В классе разлилась мертвая тишина, пацаны смотрели на меня, вылупив глаза, а наш классный наставник покачивал головой явно в жесте неодобрения.
– С чего вы это взяли, господин Хухта?
– В первой части поэмы рассказывается о неком подростке-сироте по фамилии Стол. Который рассказывает, что все его предки погибли, сражаясь за короля и Швецию против России. Хочу всем напомнить, что мы с вами сейчас проживаем именно в Российской империи, - я обвёл взглядом притихший класс и преподавателей. Фростерус чесал подбородок, а Кивекас как-то зло ухмылялся.
– Далее из повествования мы узнаём, что отца мальчика взяли в солдаты тоже в пятнадцать лет, и он погиб у него на глазах в битве при Лаппо за независимость Финляндии. И вот теперь ему тоже пятнадцать, и он хочет вступить в армию, чтобы вернуть свою любимую родину к ногам короля. Полный бред и неприкрытая ложь! Вот моё мнение об этой поэме. Её надо немедленно запретить в нашей стране!
– я замолчал и повернулся к учителю языков, который, судя по его красному лицу явно прибывал в ярости.
– Ты! Вы!
– вытолкнул он из себя и, внезапно закрыв глаза глубоко задышал, а заодно, выставив перед собой руку с растопыренной пятернёй, явно, жестом, призывая меня оставаться на месте.
– Великолепно, господин Хухта!
– наш классный наставник поднялся со своего стула и отвесил мне небольшой поклон.
– Ваш разбор краток и эмоционален. Но всё-таки не сочтите за труд, объясните нам всем про «бред и ложь».
– Господин Кивекас?
– я покосился в сторону учителя-предметника, ведь сейчас его урок, а значит он здесь главный.
– Да. Объясните нам, - почти прошептал он, так и не открыв глаза.
– Тогда мне нужна небольшая ваша помощь, господин Фростерус, - обратился я к классному наставнику и, дождавшись его кивка, продолжил.
– Господин Фростерус, со скольки лет, у вас сохранились воспоминания о детстве?
– Хм, лет с четырёх, я думаю. А что?
– В поэме мальчик рассказывает о том, что его пятнадцатилетнего отца взяли в армию, и он видел как тот погиб. Мог ли одиннадцатилетний ребёнок стать отцом, и как на это отреагировали бы окружающие?
– Ха! Нет, конечно! Ну, вряд ли, - и он почему-то покосился на своего сына.
– Но столь ранний брак невозможен. Ребенка записали бы как незаконнорожденного, а его малолетнего отца сослали бы в колонии по шведским законам. Вот жеж? Я с такой точки зрения никогда не смотрел на эту поэму. Действительно, бред.

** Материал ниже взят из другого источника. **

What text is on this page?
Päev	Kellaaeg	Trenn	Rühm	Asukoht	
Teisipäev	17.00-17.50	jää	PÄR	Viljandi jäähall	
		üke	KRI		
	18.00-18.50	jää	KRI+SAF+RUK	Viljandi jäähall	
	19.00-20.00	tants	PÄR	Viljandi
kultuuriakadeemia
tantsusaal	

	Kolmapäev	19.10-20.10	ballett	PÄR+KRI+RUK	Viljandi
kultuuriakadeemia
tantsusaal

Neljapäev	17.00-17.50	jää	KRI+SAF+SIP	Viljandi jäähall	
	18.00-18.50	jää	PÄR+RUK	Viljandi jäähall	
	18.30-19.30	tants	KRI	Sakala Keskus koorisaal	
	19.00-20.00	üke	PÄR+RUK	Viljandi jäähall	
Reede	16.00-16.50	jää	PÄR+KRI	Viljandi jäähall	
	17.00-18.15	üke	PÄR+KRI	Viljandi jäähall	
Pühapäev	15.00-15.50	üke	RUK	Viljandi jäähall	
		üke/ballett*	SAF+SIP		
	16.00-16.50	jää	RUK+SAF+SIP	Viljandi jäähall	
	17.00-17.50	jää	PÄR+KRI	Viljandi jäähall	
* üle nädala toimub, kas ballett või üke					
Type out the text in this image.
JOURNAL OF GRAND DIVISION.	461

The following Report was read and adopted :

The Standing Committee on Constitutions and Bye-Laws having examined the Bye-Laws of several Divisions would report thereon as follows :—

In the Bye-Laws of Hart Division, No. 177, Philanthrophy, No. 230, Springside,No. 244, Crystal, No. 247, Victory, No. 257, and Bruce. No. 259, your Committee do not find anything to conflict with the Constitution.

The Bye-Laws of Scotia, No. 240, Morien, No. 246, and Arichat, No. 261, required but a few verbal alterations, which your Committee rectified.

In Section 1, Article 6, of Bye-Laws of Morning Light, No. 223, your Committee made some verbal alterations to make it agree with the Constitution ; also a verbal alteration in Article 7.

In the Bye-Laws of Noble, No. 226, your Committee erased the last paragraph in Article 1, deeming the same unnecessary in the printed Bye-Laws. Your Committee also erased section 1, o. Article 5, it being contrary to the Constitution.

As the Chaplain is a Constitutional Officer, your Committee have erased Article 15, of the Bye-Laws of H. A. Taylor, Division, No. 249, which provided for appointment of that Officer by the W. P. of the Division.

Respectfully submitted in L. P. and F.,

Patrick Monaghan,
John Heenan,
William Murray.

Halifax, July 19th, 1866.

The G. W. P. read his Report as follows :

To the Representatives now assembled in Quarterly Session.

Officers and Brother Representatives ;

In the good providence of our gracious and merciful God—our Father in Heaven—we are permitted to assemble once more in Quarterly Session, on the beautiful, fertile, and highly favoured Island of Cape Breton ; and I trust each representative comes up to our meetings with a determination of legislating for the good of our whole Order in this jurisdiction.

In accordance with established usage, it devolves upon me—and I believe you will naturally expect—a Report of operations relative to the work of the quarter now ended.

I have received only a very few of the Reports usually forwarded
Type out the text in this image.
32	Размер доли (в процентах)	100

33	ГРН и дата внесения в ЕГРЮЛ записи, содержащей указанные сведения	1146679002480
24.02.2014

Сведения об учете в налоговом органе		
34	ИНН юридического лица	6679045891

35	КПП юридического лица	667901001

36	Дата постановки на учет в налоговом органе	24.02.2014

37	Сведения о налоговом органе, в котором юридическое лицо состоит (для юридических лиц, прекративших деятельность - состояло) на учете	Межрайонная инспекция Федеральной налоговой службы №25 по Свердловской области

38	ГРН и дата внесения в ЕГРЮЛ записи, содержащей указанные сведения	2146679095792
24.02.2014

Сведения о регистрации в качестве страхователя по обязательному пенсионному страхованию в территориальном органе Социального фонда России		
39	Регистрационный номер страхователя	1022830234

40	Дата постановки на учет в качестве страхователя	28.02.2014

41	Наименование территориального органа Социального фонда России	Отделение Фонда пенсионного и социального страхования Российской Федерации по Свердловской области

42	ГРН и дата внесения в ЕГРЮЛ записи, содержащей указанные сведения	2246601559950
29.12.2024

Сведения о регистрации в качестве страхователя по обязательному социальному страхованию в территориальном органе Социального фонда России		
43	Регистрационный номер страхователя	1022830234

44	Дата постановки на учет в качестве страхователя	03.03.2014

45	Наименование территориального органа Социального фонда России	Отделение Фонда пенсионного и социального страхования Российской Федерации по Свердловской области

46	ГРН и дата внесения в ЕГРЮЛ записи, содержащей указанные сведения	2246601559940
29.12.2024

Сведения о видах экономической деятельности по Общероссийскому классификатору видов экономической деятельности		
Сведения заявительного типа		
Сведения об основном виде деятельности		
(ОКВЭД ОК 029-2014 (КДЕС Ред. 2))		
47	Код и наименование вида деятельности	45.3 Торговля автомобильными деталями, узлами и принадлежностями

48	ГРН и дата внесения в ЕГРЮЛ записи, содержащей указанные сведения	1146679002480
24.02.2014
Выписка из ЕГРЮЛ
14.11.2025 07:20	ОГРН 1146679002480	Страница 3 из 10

– А ещё, они жили в Пори, который был занят русскими войсками за месяц до сражения у Лаппо. Ну и самое главное! Что это за война за независимость Финляндии? Разве герцогство Финляндское было свободным государством, разве оно не входило в состав королевства Швеция?
– Спасибо, господин Хухта, - наконец ожил и Конрад Кивекас.
– Я думаю, что мы услышали достаточно, чтобы понять вашу точку зрения. Можете идти на место. Хотя нет. Постойте. А почему вы всё-таки считаете поэму сепаратистской? Из-за вашей любви к Российской империи?
– Почему?
– я пожал плечами.
– Господин Кивекас, скажите, а в каком году и из-за чего город в котором мы сейчас находимся вошёл в состав княжества?
– Ну, насколько я знаю, Улеаборг и центральная с северной Остроботнии присоединены к нашему княжеству по итогам русско-шведской войны в 1809 году. Согласно Фридрихсгамского мирного договора.